From the moment he’d seen those legs pointing skywards, he hadn’t cared enough about the differences, and he’d been prepared to overlook the fact she was his PA—he’d simply been way too occupied about how he’d been going to get her into his bed.

Before he could respond, Tegan’s arm withdrew from her sister’s shoulders. She clamped the other hand over her mouth, and with a muffled cry bolted from the room. He looked at Morgan. ‘What’s wrong with her?’

The remaining woman looked sideways at him. ‘Maybe you should ask her that yourself.’

The noise in his ears grew to a roar. The colour he saw when he closed his eyes was red—blood red. The colour of fury. The colour of deception.

It was Tina all over again, she of the French-polished talons and cunning mind, who’d cold-heartedly planned both her marriage and her abortion with the same meticulous eye for detail.
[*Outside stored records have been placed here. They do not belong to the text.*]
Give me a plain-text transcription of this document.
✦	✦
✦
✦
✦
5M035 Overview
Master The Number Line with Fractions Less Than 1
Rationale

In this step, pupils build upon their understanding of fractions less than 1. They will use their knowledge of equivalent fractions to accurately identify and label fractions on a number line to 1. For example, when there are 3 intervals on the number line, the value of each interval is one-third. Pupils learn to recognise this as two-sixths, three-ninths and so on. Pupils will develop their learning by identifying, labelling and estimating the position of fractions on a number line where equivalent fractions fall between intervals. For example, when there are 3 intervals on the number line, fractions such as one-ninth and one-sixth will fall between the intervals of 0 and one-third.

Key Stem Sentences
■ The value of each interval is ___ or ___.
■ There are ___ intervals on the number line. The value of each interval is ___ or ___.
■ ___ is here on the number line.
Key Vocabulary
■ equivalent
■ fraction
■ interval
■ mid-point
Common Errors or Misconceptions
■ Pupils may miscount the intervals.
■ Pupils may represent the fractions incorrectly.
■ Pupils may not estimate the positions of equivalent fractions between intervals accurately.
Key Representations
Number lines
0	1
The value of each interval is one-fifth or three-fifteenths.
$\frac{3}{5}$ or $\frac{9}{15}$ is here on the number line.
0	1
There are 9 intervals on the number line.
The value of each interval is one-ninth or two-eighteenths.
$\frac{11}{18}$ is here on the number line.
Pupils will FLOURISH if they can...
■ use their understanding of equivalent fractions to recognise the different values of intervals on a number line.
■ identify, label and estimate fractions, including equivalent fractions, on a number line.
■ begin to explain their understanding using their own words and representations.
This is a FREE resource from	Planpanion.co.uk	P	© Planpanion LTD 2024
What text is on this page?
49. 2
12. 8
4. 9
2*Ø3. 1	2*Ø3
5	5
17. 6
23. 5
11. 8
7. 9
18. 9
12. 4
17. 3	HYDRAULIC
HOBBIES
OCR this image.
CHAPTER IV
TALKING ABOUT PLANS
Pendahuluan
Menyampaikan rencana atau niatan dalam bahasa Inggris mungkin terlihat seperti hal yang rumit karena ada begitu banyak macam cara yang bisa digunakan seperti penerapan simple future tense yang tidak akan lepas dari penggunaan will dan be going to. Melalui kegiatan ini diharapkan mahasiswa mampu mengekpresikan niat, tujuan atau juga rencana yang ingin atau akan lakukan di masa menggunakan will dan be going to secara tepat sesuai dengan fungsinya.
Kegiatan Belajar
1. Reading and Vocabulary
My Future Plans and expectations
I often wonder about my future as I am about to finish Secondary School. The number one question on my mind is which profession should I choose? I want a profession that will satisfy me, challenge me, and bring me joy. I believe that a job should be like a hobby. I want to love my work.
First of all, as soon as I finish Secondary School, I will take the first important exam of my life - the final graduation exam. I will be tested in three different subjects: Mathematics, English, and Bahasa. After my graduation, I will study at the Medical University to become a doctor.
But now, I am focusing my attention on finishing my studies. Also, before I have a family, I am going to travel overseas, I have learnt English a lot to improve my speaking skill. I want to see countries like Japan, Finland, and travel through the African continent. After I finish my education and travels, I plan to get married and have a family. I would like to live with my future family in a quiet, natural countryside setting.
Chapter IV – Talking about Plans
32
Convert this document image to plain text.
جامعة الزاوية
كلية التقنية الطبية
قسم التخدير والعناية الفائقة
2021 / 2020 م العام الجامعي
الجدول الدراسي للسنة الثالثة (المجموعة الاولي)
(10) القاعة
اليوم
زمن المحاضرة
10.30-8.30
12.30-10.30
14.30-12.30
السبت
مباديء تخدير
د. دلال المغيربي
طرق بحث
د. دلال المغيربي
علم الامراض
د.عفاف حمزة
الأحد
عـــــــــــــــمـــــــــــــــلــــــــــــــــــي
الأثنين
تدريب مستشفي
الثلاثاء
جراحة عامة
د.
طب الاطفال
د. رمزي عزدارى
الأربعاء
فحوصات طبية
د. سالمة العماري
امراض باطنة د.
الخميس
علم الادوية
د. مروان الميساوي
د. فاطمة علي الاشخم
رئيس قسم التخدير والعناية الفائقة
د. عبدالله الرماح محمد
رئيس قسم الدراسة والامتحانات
Ambitious Tina, who’d used an inconvenient pregnancy and an error in judgement on his part as a way out of her nine-to-five life and a meal ticket for life.

And he’d sworn it would never happen again!

‘Morgan!’ he yelled after her, realising too late but beyond caring that he’d called the wrong name, following the sounds of her distress to what had to be the bathroom, testing the handle and finding it locked, banging on the door. ‘What the hell is going on?’